Jesuit Father Greg Boyle, founder of Homeboy Industries in Los Angeles, poses for a photo with trainees in this undated photo. President Joe Biden awarded Father Boyle the Presidential Medal of Freedom at the White House May 3, 2024. (Photo: OSV News/courtesy Homeboy Industries)

WASHINGTON — Just two weeks after he was given a White House honor, Jesuit Father Greg Boyle received recognition closer to home, and on his birthday.

The Los Angeles City Council named May 19 as Father Greg Boyle Day, honoring the 70-year-old priest who founded and directs the gang rehabilitation program, Homeboy Industries, in Los Angeles.

On May 3, the priest received the Presidential Medal of Freedom, the highest civilian honor in the United States, from President Joe Biden.

The proclamation of the city’s recognition of the priest for his longtime community work was announced Friday May 17.

In the ceremony, Los Angeles City Council member Eunisses Hernandez said, “For decades, Father Boyle has committed his life to serving others in Los Angeles,” saying that he has “been dedicated to the cause of uplifting those who are often left behind in our society.”

Father Boyle was pastor at Dolores Mission Church in Los Angeles from 1986 to 1992, in an area with a high concentration of gang activity. In response to the neighborhood violence, the priest joined church and community members in 1988 to launch what would become Homeboy Industries.

It started as a bakery that provided former gang members with training and services to pursue a better life and has since expanded to other product lines and catering. The program provides education, mental health, legal, and employment services as well as tattoo removals. It has grown into the largest gang intervention, rehab, and re-entry program in the world.

U.S. President Joe Biden presents the Presidential Medal of Freedom to Jesuit Father Greg Boyle during a ceremony at the White House in Washington May 3, 2024. Father Boyle established Homeboy Industries in Los Angeles in 1992 to improve the lives of former gang members. (Photo: OSV News/Evelyn Hockstein, Reuters)

The priest has received several awards and has written a number of books, including his memoir about Homeboy Industries, “Tattoos On the Heart.” His next book, scheduled to be released in October, is called “Cherished Belonging: The Healing Power of Love in Divided Times.”

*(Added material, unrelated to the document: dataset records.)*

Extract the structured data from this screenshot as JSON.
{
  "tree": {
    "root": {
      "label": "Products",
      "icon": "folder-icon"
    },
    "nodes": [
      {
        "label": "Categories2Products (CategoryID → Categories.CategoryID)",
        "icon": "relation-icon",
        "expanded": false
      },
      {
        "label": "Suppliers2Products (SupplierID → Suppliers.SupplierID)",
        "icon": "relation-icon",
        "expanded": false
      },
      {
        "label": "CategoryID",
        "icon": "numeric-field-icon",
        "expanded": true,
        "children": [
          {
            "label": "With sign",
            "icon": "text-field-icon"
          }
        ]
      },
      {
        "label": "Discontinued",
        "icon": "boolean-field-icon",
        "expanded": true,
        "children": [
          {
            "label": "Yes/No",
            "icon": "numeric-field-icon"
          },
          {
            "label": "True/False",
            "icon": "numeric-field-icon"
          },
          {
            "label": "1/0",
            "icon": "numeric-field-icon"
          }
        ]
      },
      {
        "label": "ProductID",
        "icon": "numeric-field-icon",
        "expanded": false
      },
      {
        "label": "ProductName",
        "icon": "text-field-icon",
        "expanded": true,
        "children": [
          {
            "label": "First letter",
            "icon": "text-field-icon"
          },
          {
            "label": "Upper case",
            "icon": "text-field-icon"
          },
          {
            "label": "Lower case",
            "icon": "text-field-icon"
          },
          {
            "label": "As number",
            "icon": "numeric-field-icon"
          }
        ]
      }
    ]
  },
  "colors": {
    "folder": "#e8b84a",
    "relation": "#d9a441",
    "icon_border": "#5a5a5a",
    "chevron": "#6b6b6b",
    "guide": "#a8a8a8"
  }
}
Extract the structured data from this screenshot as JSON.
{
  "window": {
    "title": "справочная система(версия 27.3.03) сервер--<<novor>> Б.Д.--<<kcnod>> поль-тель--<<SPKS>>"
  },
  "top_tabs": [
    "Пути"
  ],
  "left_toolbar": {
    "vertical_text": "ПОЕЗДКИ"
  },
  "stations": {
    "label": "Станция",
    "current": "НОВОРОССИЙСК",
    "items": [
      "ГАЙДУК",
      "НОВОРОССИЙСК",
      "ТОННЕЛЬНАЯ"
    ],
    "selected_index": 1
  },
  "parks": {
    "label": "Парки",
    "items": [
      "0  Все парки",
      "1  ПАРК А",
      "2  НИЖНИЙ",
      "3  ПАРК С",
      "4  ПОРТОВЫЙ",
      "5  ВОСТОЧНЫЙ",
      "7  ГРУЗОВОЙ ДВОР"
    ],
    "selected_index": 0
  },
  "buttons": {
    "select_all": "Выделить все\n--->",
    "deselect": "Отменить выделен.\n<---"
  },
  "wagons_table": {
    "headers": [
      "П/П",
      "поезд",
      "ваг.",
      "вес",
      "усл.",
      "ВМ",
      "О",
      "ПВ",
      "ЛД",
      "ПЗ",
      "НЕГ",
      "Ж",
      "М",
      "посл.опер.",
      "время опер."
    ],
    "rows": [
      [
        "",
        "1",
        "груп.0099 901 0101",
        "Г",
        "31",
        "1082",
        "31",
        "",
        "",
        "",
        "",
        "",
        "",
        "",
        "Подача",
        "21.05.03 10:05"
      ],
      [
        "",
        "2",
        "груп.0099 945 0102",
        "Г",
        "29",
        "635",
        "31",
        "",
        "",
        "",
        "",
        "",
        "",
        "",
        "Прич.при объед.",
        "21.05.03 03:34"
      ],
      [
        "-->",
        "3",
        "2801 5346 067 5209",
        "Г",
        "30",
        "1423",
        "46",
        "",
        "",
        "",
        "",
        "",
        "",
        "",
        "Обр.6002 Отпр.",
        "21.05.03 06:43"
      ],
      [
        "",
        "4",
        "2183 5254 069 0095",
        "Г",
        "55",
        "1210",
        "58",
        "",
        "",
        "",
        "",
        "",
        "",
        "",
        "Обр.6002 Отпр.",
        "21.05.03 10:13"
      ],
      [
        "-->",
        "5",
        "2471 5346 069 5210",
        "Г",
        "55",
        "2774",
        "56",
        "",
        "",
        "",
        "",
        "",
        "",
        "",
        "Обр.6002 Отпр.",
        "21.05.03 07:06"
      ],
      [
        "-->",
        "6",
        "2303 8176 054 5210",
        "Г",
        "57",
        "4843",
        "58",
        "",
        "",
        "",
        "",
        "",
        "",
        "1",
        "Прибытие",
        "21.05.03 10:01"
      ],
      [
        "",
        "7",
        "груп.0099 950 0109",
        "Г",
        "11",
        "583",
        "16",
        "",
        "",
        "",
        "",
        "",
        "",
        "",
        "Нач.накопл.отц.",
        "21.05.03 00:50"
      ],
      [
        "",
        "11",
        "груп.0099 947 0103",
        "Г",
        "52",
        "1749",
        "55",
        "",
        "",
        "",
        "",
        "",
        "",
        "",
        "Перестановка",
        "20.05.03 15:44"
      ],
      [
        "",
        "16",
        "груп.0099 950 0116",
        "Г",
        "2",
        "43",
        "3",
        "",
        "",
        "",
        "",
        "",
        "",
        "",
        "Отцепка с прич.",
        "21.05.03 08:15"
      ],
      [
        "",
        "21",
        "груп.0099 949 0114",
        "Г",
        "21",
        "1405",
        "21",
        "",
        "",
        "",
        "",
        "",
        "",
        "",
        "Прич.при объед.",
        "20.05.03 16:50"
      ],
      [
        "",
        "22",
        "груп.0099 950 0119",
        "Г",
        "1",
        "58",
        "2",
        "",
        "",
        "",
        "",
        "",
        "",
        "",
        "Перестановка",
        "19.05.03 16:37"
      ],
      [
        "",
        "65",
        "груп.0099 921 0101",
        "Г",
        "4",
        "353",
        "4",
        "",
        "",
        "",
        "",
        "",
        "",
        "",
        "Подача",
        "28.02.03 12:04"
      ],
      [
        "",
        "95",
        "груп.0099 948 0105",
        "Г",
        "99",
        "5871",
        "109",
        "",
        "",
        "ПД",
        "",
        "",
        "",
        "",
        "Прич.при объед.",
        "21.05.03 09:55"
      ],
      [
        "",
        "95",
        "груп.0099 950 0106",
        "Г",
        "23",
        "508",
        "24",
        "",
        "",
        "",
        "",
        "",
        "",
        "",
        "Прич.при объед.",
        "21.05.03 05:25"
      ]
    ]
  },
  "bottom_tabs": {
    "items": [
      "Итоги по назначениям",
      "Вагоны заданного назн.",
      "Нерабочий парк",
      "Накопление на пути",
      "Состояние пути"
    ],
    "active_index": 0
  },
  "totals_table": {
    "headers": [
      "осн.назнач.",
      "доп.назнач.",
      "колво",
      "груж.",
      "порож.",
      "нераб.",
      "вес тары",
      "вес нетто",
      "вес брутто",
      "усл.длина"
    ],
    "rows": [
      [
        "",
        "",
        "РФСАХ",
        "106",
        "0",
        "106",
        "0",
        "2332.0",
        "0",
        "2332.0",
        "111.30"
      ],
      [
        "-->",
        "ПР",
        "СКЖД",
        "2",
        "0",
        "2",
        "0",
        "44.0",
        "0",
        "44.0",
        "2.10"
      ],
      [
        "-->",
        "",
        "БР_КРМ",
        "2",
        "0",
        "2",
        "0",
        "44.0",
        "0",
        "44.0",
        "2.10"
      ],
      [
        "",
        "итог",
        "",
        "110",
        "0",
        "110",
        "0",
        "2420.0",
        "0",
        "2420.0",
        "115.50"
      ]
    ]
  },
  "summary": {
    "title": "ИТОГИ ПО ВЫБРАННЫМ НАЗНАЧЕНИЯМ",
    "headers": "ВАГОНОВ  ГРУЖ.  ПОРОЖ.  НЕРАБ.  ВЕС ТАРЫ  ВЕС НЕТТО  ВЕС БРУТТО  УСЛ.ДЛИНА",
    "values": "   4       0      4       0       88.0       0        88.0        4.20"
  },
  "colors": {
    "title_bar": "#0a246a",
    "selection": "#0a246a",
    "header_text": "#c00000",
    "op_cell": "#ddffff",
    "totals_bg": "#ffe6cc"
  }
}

After the proclamation was read, Father Boyle spoke to the assembled crowd and said it was the privilege of his life to “know the thousands of men and women who have come through our doors at Homeboy. The day won’t ever come when I have more courage or more nobility or dignity than all those people who have walked through our doors since 1988.”

The priest, who was joined at the event by many from Homeboy Industries, also used the occasion to invite others to do something positive, saying: “This is the invitation of every single person here and every elected official to imagine something wildly different than the divisions that plague us.”